The track of the tap line extends from a connection with the Illinois Central at Natalbany, La., in a northwesterly direction for 25 miles to a point known as Pine Grove. There are about 7 miles of spur tracks and sidings, with nearly 8 miles of unincorporated logging tracks which connect with the tap line at various points. There are said to be station buildings at Natalbany, Montpelier, and Pine Grove, with public team tracks; and the tap line has track scales. It has 10 locomotives, 2 passenger cars, a caboose, 6 box cars, and 130 flat cars, 2 motor cars, and a pile driver. Six of the locomotives are leased to the lumber company at a charge of $12 per day for each. The tap line employs 3 agents, 4 train crews, and 5 gangs of trackmen, none of whom are employed by the lumber company.

The Natalbany Lumber Company has three sawmills, two of which, together with the planer, are about a mile from Natalbany at a point designated as Mason. The other sawmill is within 100 feet of the right of way of the Illinois Central in Natalbany, but the loading track is owned by the tap line.

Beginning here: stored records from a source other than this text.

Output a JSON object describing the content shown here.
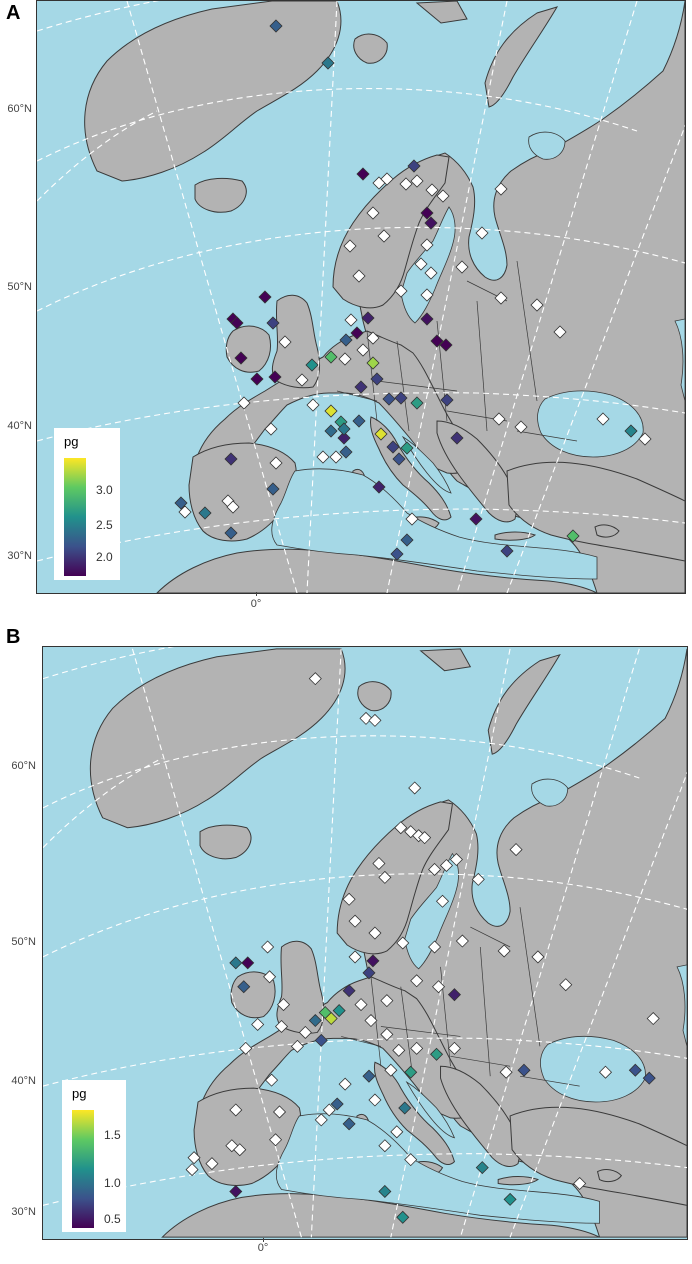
{
  "colors": {
    "sea": "#a5d8e6",
    "land": "#b3b3b3",
    "border": "#3a3a3a",
    "graticule": "#ffffff",
    "no_data": "#ffffff",
    "viridis": [
      "#440154",
      "#3b528b",
      "#21918c",
      "#5ec962",
      "#fde725"
    ]
  },
  "panels": [
    {
      "letter": "A",
      "lat_labels": [
        "60°N",
        "50°N",
        "40°N",
        "30°N"
      ],
      "lon_label": "0°",
      "legend": {
        "title": "pg",
        "min": 1.8,
        "max": 3.4,
        "ticks": [
          "3.0",
          "2.5",
          "2.0"
        ],
        "tick_values": [
          3.0,
          2.5,
          2.0
        ]
      },
      "marker": "diamond"
    },
    {
      "letter": "B",
      "lat_labels": [
        "60°N",
        "50°N",
        "40°N",
        "30°N"
      ],
      "lon_label": "0°",
      "legend": {
        "title": "pg",
        "min": 0.4,
        "max": 1.8,
        "ticks": [
          "1.5",
          "1.0",
          "0.5"
        ],
        "tick_values": [
          1.5,
          1.0,
          0.5
        ]
      },
      "marker": "diamond"
    }
  ]
}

The logs are loaded by employees of the lumber company and are assembled into trains and hauled over the unincorporated spurs to the main track by the lumber company, which uses for that purpose the locomotives leased from the tap line. The latter hauls the logs to the mill and the train men unload them into the pond. At the end of each month a bill is rendered to the lumber company for the movement of the logs, at a rate of 3 cents per 100 pounds. The lumber manufactured at the three mills is switched by the tap line a distance of from 1,500 feet to about 1 mile to the interchange track, from which they are taken by the Illinois Central. The agent of the trunk line issues the bills of lading. The rates on lumber in effect over the Illinois Central from Natalbany are applied on shipments from the mills of the proprietary company; and the Illinois Central allows a division of 2 cents per 100 pounds. But the independent mills served by the tap line, of which there are said to be seven, pay on their lumber shipments rates that are 2 cents per 100 pounds higher than the rates from Natalbany.

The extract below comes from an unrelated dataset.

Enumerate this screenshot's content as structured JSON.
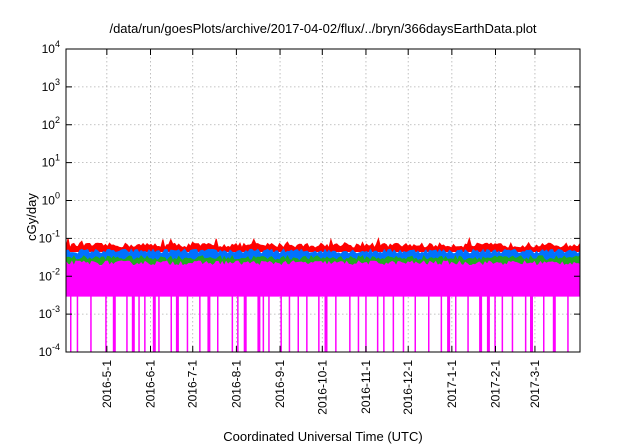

It is stated that the tap line runs two " mixed trains " in each direction daily on a regular schedule, on which passengers and the mail are carried, and that in addition there are usually four logging trains, on irregular schedule. The passenger and mail earnings for the fiscal year 1910, as reported to the Commission, aggregate $4,246.22. The freight revenue for the same year amounted to $159,051.71. At the end of that year the surplus, as accumulated from the operations of three years, amounted to $73,914. It is estimated that about 80 per cent of the entire freight traffic is supplied by the proprietary company. The volume of forest products for the year 1910 was 236,657 tons and the miscellaneous freight weighed 3,182 tons.

We hold on the facts disclosed in the record of this case that any allowance out of the rate to the tap line in excess of a reasonable switching charge for the service performed on the products of two of the mills of the proprietary company is unlawful. We fix the charge at $1.50 as a maximum. The third mill is situated within 100 feet of the tracks of the Illinois Central, but the switch track has been so laid as to give the tap line a haul of 1,500 feet. On the products of that mill no allowance should be made.